Use the Advanced tab of the Term Extraction Transformation Editor dialog box to specify properties for the extraction such as frequency, length, and whether to extract words or phrases.

To learn more about the Term Extraction transformation, see Term Extraction Transformation.

Options

  • Noun
    Specify that the transformation extracts individual nouns only.

  • Noun phrase
    Specify that the transformation extracts noun phrases only.

  • Noun and noun phrase
    Specify that the transformation extracts both nouns and noun phrases.

  • Frequency
    Specify that the score is the frequency of the term.

  • TFIDF
    Specify that the score is the TFIDF value of the term.

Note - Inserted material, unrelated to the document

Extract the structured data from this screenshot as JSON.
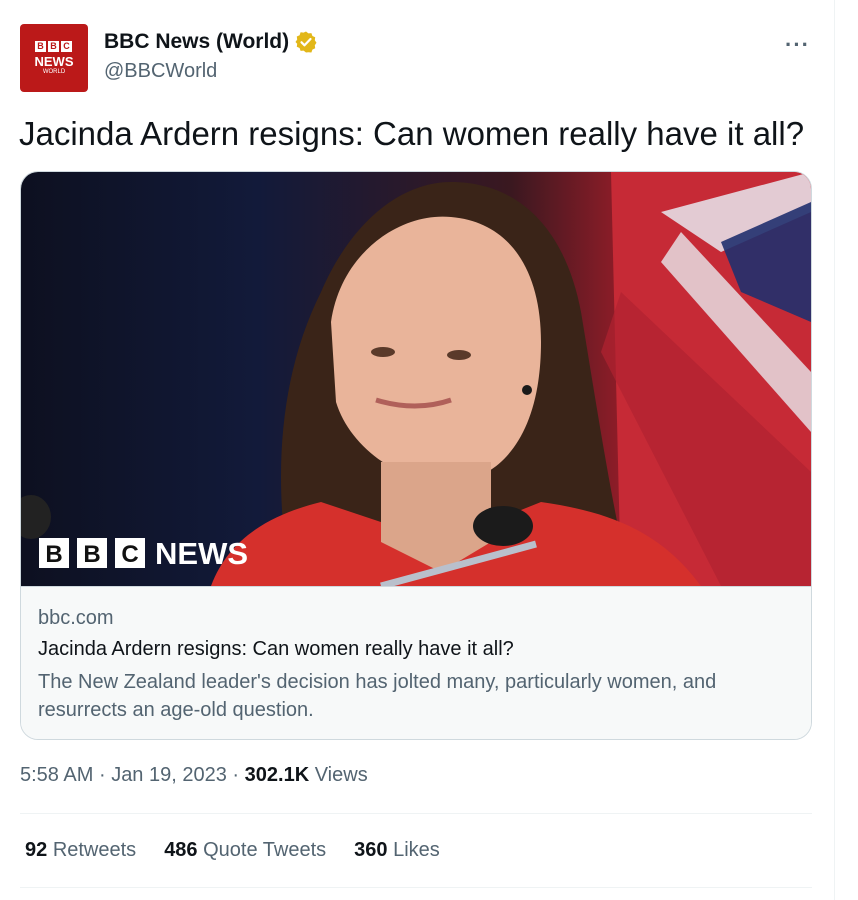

The TFIDF score is the product of Term Frequency and Inverse Document Frequency, defined as: TFIDF of a Term T = (frequency of T) * log( (#rows in Input) / (#rows having T) )

  • Frequency threshold
    Specify the number of times a word or phrase must occur before extracting it. The default value is 2.

  • Maximum length of term
    Specify the maximum length of a phrase in words. This option affects noun phrases only. The default value is 12.

  • Use case-sensitive term extraction
    Specify whether to make the extraction case-sensitive. The default is False.

  • Configure Error Output
    Use the Configure Error Output dialog box to specify error handling for rows that cause errors.